Замысел «Погорельщины» возник в 1927 году, сразу после кампании против «Деревни», а писалась поэма с весны по осень 1928 года сначала в Ленинграде, а затем — на Украине, в Полтаве и в селе Старые Санжары.
Очевидцы вспоминали невысокого пожилого обитателя дома на Садовой улице, который ходил по базару и скупал глиняные и деревянные изделия украинских народных умельцев и тихими вечерами тонким голосом нараспев читал «Плач о Сергее Есенине» и «Деревню».
«Вот он читает песню пряхи, — вспоминал М. Горяйстов, — сопровождая строчки подражанием жужжанию веретена, — и мы перенеслись в бревенчатую светлицу, с заиндевевшим окошечком, с завыванием ветра в трубе, со скрипучим от мороза стуком ставня, с коптящей лучиной, с певучим уютным жужжанием веретена…»
Николай рассказывал свою любимую сказку о коте Евстафии и мышке Степанидке, о том, как кот Евстафий притворился, что «скоромного не кушат», обманул мышку и схрумкал до последней косточки. Напевая по-олонецки, сказывая, передал все повадки коварного мурлыки.
С котами, с кошками у него были особые отношения.
Кошки — животные мистические. Они обладают способностью видеть сущности, незримые для человеческого глаза. Они оберегают человеческое жилье от проникновения дурных энергий, они гармонизируют человека, успокаивают его, тонко ощущая перемены в настроении хозяина. И Клюев видел в них родственные себе души. Он умел разговаривать безмолвно на их языке, подзывая для корма и ласки, а потом подавая сигнал, что нужно разойтись — и они покорно расходились… Когда он говорил о Есенине, что того «чернота всего облепила» и лучше отойти, ибо «на тебя может перекинуться», — помнил реакцию кошек на наступающую смерть товарища или товарки. Как поймут, что конец близок (чего люди еще не ощущают) — не подходят, инстинктивно оберегая себя, дабы смерть крылом не задела.

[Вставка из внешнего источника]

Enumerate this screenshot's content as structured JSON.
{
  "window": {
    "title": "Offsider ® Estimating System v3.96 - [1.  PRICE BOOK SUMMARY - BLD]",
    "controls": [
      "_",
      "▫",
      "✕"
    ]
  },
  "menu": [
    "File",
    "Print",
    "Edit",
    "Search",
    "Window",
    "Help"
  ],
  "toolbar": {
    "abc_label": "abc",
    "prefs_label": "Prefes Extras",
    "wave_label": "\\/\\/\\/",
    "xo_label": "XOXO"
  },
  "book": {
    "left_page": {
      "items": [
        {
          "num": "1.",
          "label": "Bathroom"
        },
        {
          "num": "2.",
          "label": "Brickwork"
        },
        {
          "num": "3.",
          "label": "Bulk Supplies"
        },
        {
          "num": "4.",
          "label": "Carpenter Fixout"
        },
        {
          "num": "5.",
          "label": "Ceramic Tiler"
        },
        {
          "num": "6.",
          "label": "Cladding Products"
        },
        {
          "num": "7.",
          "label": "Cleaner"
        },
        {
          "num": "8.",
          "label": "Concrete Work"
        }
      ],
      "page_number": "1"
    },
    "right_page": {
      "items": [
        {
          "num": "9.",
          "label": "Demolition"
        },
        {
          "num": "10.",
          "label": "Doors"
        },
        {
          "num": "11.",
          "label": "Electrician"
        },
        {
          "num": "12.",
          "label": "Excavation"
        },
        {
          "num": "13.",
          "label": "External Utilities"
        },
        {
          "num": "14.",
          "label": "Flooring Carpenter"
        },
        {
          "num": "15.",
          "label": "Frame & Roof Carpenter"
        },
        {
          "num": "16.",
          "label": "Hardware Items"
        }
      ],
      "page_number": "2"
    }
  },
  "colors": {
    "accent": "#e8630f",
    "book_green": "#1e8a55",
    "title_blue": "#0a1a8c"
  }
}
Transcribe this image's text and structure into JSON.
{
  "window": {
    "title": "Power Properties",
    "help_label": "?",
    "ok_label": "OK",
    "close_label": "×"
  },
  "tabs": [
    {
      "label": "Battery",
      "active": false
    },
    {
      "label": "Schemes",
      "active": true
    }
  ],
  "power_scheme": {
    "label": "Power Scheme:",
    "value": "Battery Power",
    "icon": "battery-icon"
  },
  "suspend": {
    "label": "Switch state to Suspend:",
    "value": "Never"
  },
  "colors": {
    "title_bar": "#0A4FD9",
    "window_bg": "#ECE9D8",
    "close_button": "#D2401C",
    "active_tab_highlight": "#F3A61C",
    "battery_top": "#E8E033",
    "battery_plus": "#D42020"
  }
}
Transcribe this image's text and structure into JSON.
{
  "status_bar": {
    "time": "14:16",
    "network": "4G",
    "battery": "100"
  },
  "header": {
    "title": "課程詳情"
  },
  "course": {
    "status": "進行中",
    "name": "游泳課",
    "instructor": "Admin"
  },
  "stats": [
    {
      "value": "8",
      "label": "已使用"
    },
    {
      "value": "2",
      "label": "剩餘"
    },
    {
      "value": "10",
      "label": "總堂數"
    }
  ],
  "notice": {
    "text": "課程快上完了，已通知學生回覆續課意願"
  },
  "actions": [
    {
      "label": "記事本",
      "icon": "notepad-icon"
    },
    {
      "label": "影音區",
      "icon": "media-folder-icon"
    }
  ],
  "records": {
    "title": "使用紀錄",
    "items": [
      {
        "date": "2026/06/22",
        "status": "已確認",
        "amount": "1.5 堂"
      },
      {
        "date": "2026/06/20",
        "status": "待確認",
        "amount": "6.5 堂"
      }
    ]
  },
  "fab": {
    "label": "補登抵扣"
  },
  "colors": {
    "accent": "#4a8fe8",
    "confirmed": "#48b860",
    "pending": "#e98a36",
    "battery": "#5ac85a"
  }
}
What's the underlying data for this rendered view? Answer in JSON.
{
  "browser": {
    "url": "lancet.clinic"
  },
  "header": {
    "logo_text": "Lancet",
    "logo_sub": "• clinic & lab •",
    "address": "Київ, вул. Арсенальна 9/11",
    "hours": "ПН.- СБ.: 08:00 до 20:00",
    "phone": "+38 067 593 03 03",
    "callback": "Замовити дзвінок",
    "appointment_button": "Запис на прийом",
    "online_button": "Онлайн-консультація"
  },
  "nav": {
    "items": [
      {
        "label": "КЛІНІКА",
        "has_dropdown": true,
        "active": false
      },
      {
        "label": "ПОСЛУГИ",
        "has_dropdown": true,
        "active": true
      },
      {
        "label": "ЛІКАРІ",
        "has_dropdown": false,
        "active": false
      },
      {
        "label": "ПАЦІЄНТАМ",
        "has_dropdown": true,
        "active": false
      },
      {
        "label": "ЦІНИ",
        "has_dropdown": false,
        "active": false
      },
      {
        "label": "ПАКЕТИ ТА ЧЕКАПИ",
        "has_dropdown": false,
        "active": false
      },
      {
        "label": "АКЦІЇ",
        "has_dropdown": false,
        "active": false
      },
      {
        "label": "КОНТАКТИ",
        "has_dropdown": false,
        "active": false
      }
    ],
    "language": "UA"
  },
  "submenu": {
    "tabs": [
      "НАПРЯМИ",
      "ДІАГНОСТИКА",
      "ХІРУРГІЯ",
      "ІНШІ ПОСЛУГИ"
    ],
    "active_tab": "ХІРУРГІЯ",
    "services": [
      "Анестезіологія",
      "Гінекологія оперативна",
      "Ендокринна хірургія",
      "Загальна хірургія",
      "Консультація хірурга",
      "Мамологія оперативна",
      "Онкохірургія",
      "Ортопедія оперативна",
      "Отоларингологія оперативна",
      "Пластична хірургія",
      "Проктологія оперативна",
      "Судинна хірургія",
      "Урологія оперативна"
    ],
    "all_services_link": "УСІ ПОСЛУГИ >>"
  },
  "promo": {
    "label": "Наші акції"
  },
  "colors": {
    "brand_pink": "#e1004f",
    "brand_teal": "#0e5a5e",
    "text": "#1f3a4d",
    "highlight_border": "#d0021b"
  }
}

…А сказку сказывал голосом древней олонецкой бабы, сопровождая мелодию мягкими, еле уловимыми жестами.
Когда Клюев говорил Виктору Мануйлову о том, как он путешествовал в глухие леса за Печорой, как по зарубкам на вековых стволах находил отдалённые северные скиты, где «живут праведные люди, по дониконовским старопечатным книгам правят службы и строят часовенки и пятистенные избы так же прочно и красиво, как пятьсот лет тому назад», — иной слушатель мог бы и усомниться в услышанном, а в Клюеве «распознать» сказочника или фантазёра… Но вот что докладывал Наркомпросу РСФСР о своей поездке в Онежский край летом 1925 года композитор Борис Асафьев. До самых глухих мест, подобно Клюеву, он, конечно, не добрался, но и того, что увидел и услышал, было предостаточно для чуткого уха и внимательного взгляда.